Em um auditório instalado numa antiga capela – cuja acústica é dita invejável – uma orquestra se reúne para ensaiar uma sinfonia. Tudo é filmado por uma equipe de TV que pretende registrar o momento. Aos poucos, os pequenos desentendimentos, principalmente entre os instrumentistas e o maestro que abusa de sua autoridade, instauram um mal-estar generalizado. Diante das vaidades, prioridades pessoais, questões burocráticas e embates ideológicos, surge um incontrolável cenário de desordem, que se desenvolve em franca ascensão: alguns fazem grafites obscenos na parede, outros batem estridentes seus instrumentos, enquanto muitos gritam com fervor: “Orquestra, terror, morte ao condutor!”. A confusão só é interrompida por uma situação absurda: após sucessivos estrondos, um pedaço do recinto é derrubado por uma enorme bola de demolição. A perplexidade e o abatimento ante ao fato são superados ao passo que o grupo tenta trabalhar junto mais uma vez.
Assim como nestas cenas do filme “Ensaio de Orquestra” de Federico Fellini – do qual toma emprestado o título – o presente trabalho de Lais Myrrha progride da potencial harmonia ao crescente dissenso. Primeiro oferece um campo expositivo em perfeito estado mas completamente vazio. A situação do espaço aponta para suas possibilidades de ocupação e, naturalmente, suspende sua vocação. Em um segundo momento, fazem-se ouvir barulhos comuns às práticas da construção civil. São os mesmos ruídos, estardalhaços e estrondos que se espalham todos os dias pelas ruas da cidade. Logo a barulheira toma conta do ambiente e, apesar de não vermos nenhuma imagem correspondente, é inevitável construí-las mentalmente com riqueza de detalhes. Cada batida, cada raspada ouvida, invoca a figura. No cume desta ação, uma parede é demolida. Os tijolos do topo começam a cair, em seguida blocos se despedaçam, e não tarda para que quase toda sua estrutura esteja desmanchada. Revela-se então um cômodo da casa completamente desossado e, aos fundos, um amontoado de entulhos. Findo isto, os homens que estavam operando a destruição na sala do outro lado da parede atravessam seus destroços e vão embora.

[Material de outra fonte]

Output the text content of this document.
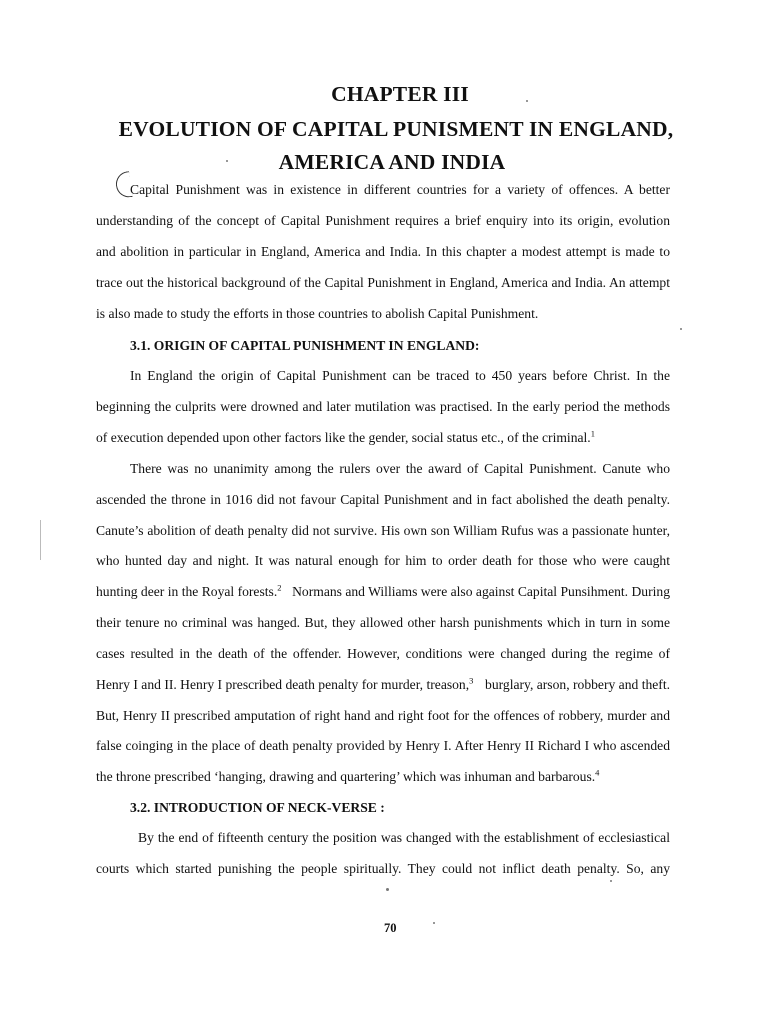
CHAPTER III
EVOLUTION OF CAPITAL PUNISMENT IN ENGLAND,
AMERICA AND INDIA
Capital Punishment was in existence in different countries for a variety of offences. A better
understanding of the concept of Capital Punishment requires a brief enquiry into its origin, evolution
and abolition in particular in England, America and India. In this chapter a modest attempt is made to
trace out the historical background of the Capital Punishment in England, America and India. An attempt
is also made to study the efforts in those countries to abolish Capital Punishment.
3.1. ORIGIN OF CAPITAL PUNISHMENT IN ENGLAND:
In England the origin of Capital Punishment can be traced to 450 years before Christ. In the
beginning the culprits were drowned and later mutilation was practised. In the early period the methods
of execution depended upon other factors like the gender, social status etc., of the criminal.$^1$
There was no unanimity among the rulers over the award of Capital Punishment. Canute who
ascended the throne in 1016 did not favour Capital Punishment and in fact abolished the death penalty.
Canute’s abolition of death penalty did not survive. His own son William Rufus was a passionate hunter,
who hunted day and night. It was natural enough for him to order death for those who were caught
hunting deer in the Royal forests.$^2$ Normans and Williams were also against Capital Punsihment. During
their tenure no criminal was hanged. But, they allowed other harsh punishments which in turn in some
cases resulted in the death of the offender. However, conditions were changed during the regime of
Henry I and II. Henry I prescribed death penalty for murder, treason,$^3$ burglary, arson, robbery and theft.
But, Henry II prescribed amputation of right hand and right foot for the offences of robbery, murder and
false coinging in the place of death penalty provided by Henry I. After Henry II Richard I who ascended
the throne prescribed ‘hanging, drawing and quartering’ which was inhuman and barbarous.$^4$
3.2. INTRODUCTION OF NECK-VERSE :
By the end of fifteenth century the position was changed with the establishment of ecclesiastical
courts which started punishing the people spiritually. They could not inflict death penalty. So, any
70
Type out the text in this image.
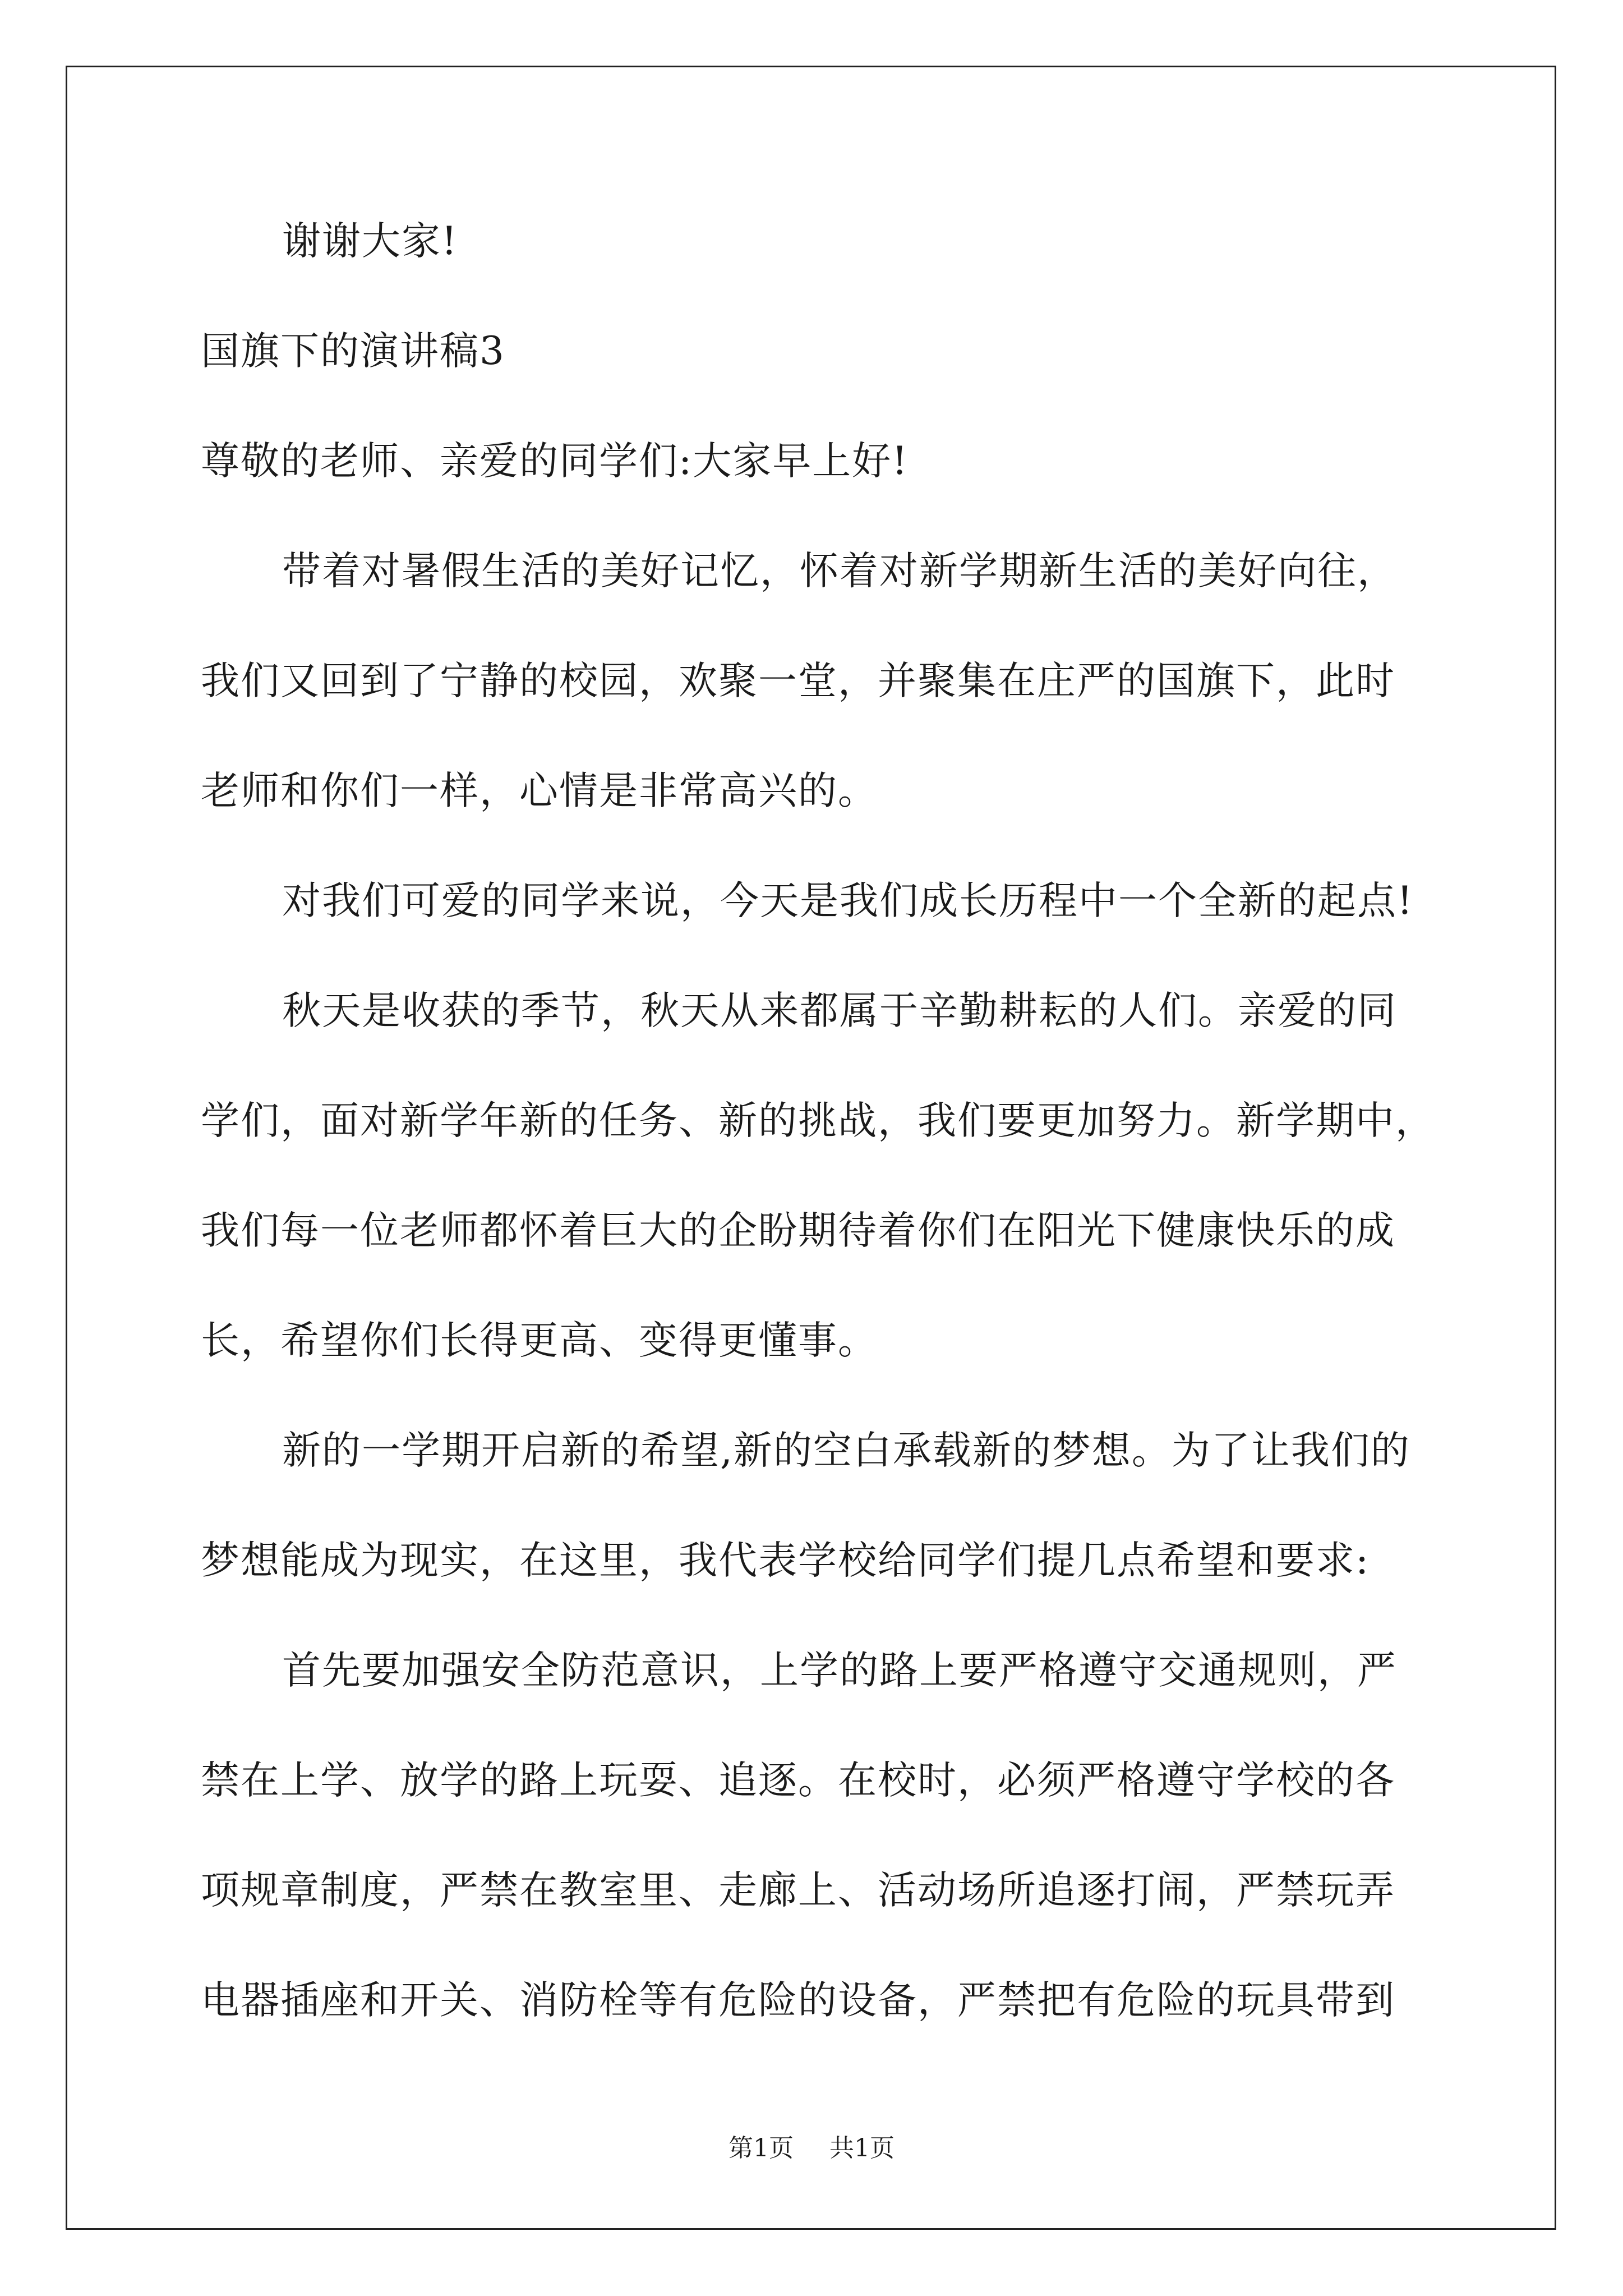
谢谢大家!
国旗下的演讲稿3
尊敬的老师、亲爱的同学们:大家早上好!
带着对暑假生活的美好记忆，怀着对新学期新生活的美好向往，
我们又回到了宁静的校园，欢聚一堂，并聚集在庄严的国旗下，此时
老师和你们一样，心情是非常高兴的。
对我们可爱的同学来说，今天是我们成长历程中一个全新的起点!
秋天是收获的季节，秋天从来都属于辛勤耕耘的人们。亲爱的同
学们，面对新学年新的任务、新的挑战，我们要更加努力。新学期中，
我们每一位老师都怀着巨大的企盼期待着你们在阳光下健康快乐的成
长，希望你们长得更高、变得更懂事。
新的一学期开启新的希望,新的空白承载新的梦想。为了让我们的
梦想能成为现实，在这里，我代表学校给同学们提几点希望和要求:
首先要加强安全防范意识，上学的路上要严格遵守交通规则，严
禁在上学、放学的路上玩耍、追逐。在校时，必须严格遵守学校的各
项规章制度，严禁在教室里、走廊上、活动场所追逐打闹，严禁玩弄
电器插座和开关、消防栓等有危险的设备，严禁把有危险的玩具带到
第1页 共1页
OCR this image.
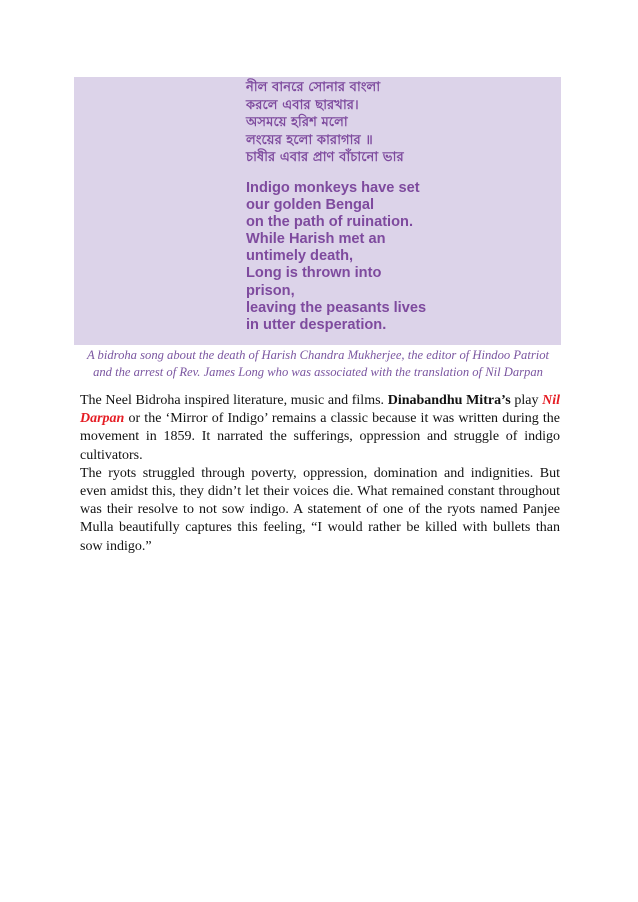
নীল বানরে সোনার বাংলা
করলে এবার ছারখার।
অসময়ে হরিশ মলো
লংয়ের হলো কারাগার ॥
চাষীর এবার প্রাণ বাঁচানো ভার
Indigo monkeys have set
our golden Bengal
on the path of ruination.
While Harish met an
untimely death,
Long is thrown into
prison,
leaving the peasants lives
in utter desperation.
A bidroha song about the death of Harish Chandra Mukherjee, the editor of Hindoo Patriot
and the arrest of Rev. James Long who was associated with the translation of Nil Darpan

The Neel Bidroha inspired literature, music and films. Dinabandhu Mitra’s play Nil Darpan or the ‘Mirror of Indigo’ remains a classic because it was written during the movement in 1859. It narrated the sufferings, oppression and struggle of indigo cultivators.

The ryots struggled through poverty, oppression, domination and indignities. But even amidst this, they didn’t let their voices die. What remained constant throughout was their resolve to not sow indigo. A statement of one of the ryots named Panjee Mulla beautifully captures this feeling, “I would rather be killed with bullets than sow indigo.”
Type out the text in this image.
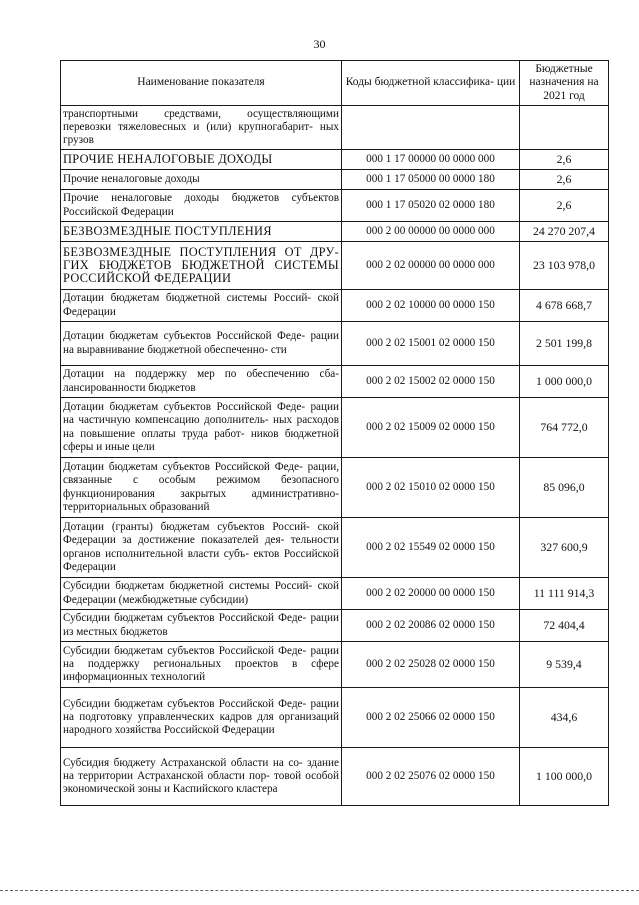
30
Наименование показателя	Коды бюджетной классифика- ции	Бюджетные назначения на 2021 год
транспортными средствами, осуществляющими перевозки тяжеловесных и (или) крупногабарит- ных грузов		
ПРОЧИЕ НЕНАЛОГОВЫЕ ДОХОДЫ	000 1 17 00000 00 0000 000	2,6
Прочие неналоговые доходы	000 1 17 05000 00 0000 180	2,6
Прочие неналоговые доходы бюджетов субъектов Российской Федерации	000 1 17 05020 02 0000 180	2,6
БЕЗВОЗМЕЗДНЫЕ ПОСТУПЛЕНИЯ	000 2 00 00000 00 0000 000	24 270 207,4
БЕЗВОЗМЕЗДНЫЕ ПОСТУПЛЕНИЯ ОТ ДРУ- ГИХ БЮДЖЕТОВ БЮДЖЕТНОЙ СИСТЕМЫ РОССИЙСКОЙ ФЕДЕРАЦИИ	000 2 02 00000 00 0000 000	23 103 978,0
Дотации бюджетам бюджетной системы Россий- ской Федерации	000 2 02 10000 00 0000 150	4 678 668,7
Дотации бюджетам субъектов Российской Феде- рации на выравнивание бюджетной обеспеченно- сти	000 2 02 15001 02 0000 150	2 501 199,8
Дотации на поддержку мер по обеспечению сба- лансированности бюджетов	000 2 02 15002 02 0000 150	1 000 000,0
Дотации бюджетам субъектов Российской Феде- рации на частичную компенсацию дополнитель- ных расходов на повышение оплаты труда работ- ников бюджетной сферы и иные цели	000 2 02 15009 02 0000 150	764 772,0
Дотации бюджетам субъектов Российской Феде- рации, связанные с особым режимом безопасного функционирования закрытых административно- территориальных образований	000 2 02 15010 02 0000 150	85 096,0
Дотации (гранты) бюджетам субъектов Россий- ской Федерации за достижение показателей дея- тельности органов исполнительной власти субъ- ектов Российской Федерации	000 2 02 15549 02 0000 150	327 600,9
Субсидии бюджетам бюджетной системы Россий- ской Федерации (межбюджетные субсидии)	000 2 02 20000 00 0000 150	11 111 914,3
Субсидии бюджетам субъектов Российской Феде- рации из местных бюджетов	000 2 02 20086 02 0000 150	72 404,4
Субсидии бюджетам субъектов Российской Феде- рации на поддержку региональных проектов в сфере информационных технологий	000 2 02 25028 02 0000 150	9 539,4
Субсидии бюджетам субъектов Российской Феде- рации на подготовку управленческих кадров для организаций народного хозяйства Российской Федерации	000 2 02 25066 02 0000 150	434,6
Субсидия бюджету Астраханской области на со- здание на территории Астраханской области пор- товой особой экономической зоны и Каспийского кластера	000 2 02 25076 02 0000 150	1 100 000,0
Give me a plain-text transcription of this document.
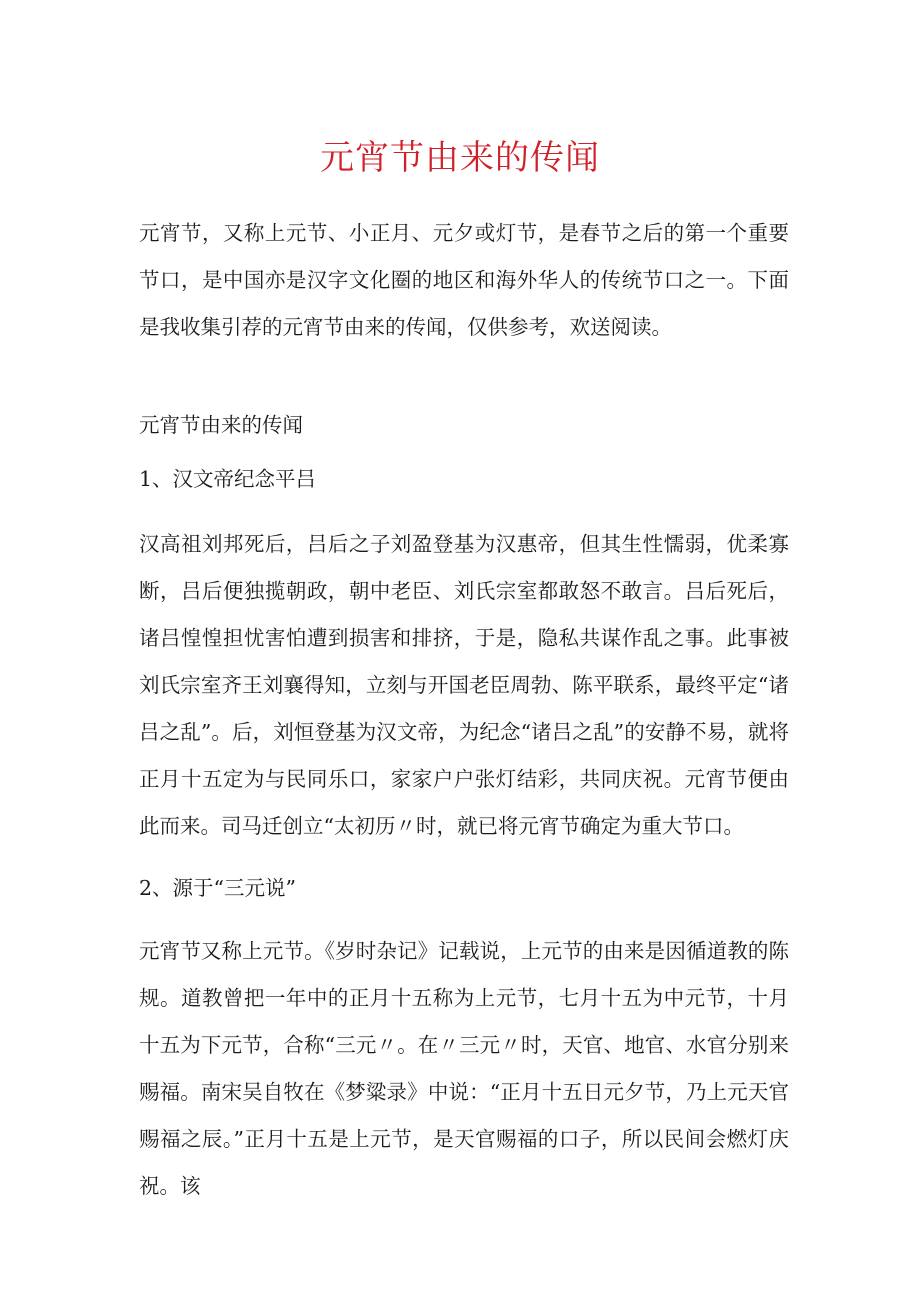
元宵节由来的传闻

元宵节，又称上元节、小正月、元夕或灯节，是春节之后的第一个重要节口，是中国亦是汉字文化圈的地区和海外华人的传统节口之一。下面是我收集引荐的元宵节由来的传闻，仅供参考，欢送阅读。

元宵节由来的传闻

1、汉文帝纪念平吕

汉高祖刘邦死后，吕后之子刘盈登基为汉惠帝，但其生性懦弱，优柔寡断，吕后便独揽朝政，朝中老臣、刘氏宗室都敢怒不敢言。吕后死后，诸吕惶惶担忧害怕遭到损害和排挤，于是，隐私共谋作乱之事。此事被刘氏宗室齐王刘襄得知，立刻与开国老臣周勃、陈平联系，最终平定“诸吕之乱”。后，刘恒登基为汉文帝，为纪念“诸吕之乱”的安静不易，就将正月十五定为与民同乐口，家家户户张灯结彩，共同庆祝。元宵节便由此而来。司马迁创立“太初历〃时，就已将元宵节确定为重大节口。

2、源于“三元说”

元宵节又称上元节。《岁时杂记》记载说，上元节的由来是因循道教的陈规。道教曾把一年中的正月十五称为上元节，七月十五为中元节，十月十五为下元节，合称“三元〃。在〃三元〃时，天官、地官、水官分别来赐福。南宋吴自牧在《梦粱录》中说：“正月十五日元夕节，乃上元天官赐福之辰。”正月十五是上元节，是天官赐福的口子，所以民间会燃灯庆祝。该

A cortina aqui é de alvenaria: para que surja o que veda é preciso ser derrubada, e uma vez no chão não apresenta possibilidades de reconstituição. Quando rompe-se, enxergamos em imediato a paisagem do escombro avançar para o outro lado – asséptico e intocado. Este movimento faz pensar então no porvir se insinuando sobre a função atual do lugar. A ruína que sobra da ação promovida pela artista mostra mais do que vestígios de algo que já foi; congela-se o tempo como um todo: antes, agora e depois capturados num único momento. Neste estado transitório vemos o jogo de corpo de uma casa que em breve não irá mais existir, e cujo uso futuro da área que deixará em legado não sabemos, apenas supomos.
A artista nos faz presenciar parte de uma operação voluntária que desmantela e constrói. Nesse sentido, ao ficcionar o real nos põe de frente com o implacável cotidiano e os inúmeros questionamentos que acompanham seu pavimento. Nos perguntamos quem o opera; às quais vontades se submete o seu fluxo; o que deve ruir e o que merece subir.
O “Ensaio de Orquestra” de Lais emprega seu vigor para renegociar as distinções e fronteiras entre os modos do discurso que conta nossa história, ressaltando suas tensões constitutivas ao tomar em igual medida realidade e artifício. Como no começo e encerramento da obra de Fellini, a artista nos apresenta, sem a necessidade da retórica visual, os sons de um caos comum; e quando cessa suas atividades não coloca ponto final, preocupa-se apenas em abrir caminhos. Sob os ecos dos verbos do progresso joga luz sobre os processos que conduzem nosso dia-a-dia, e nos deixa a ponto de pensar: depois daqui, o que será?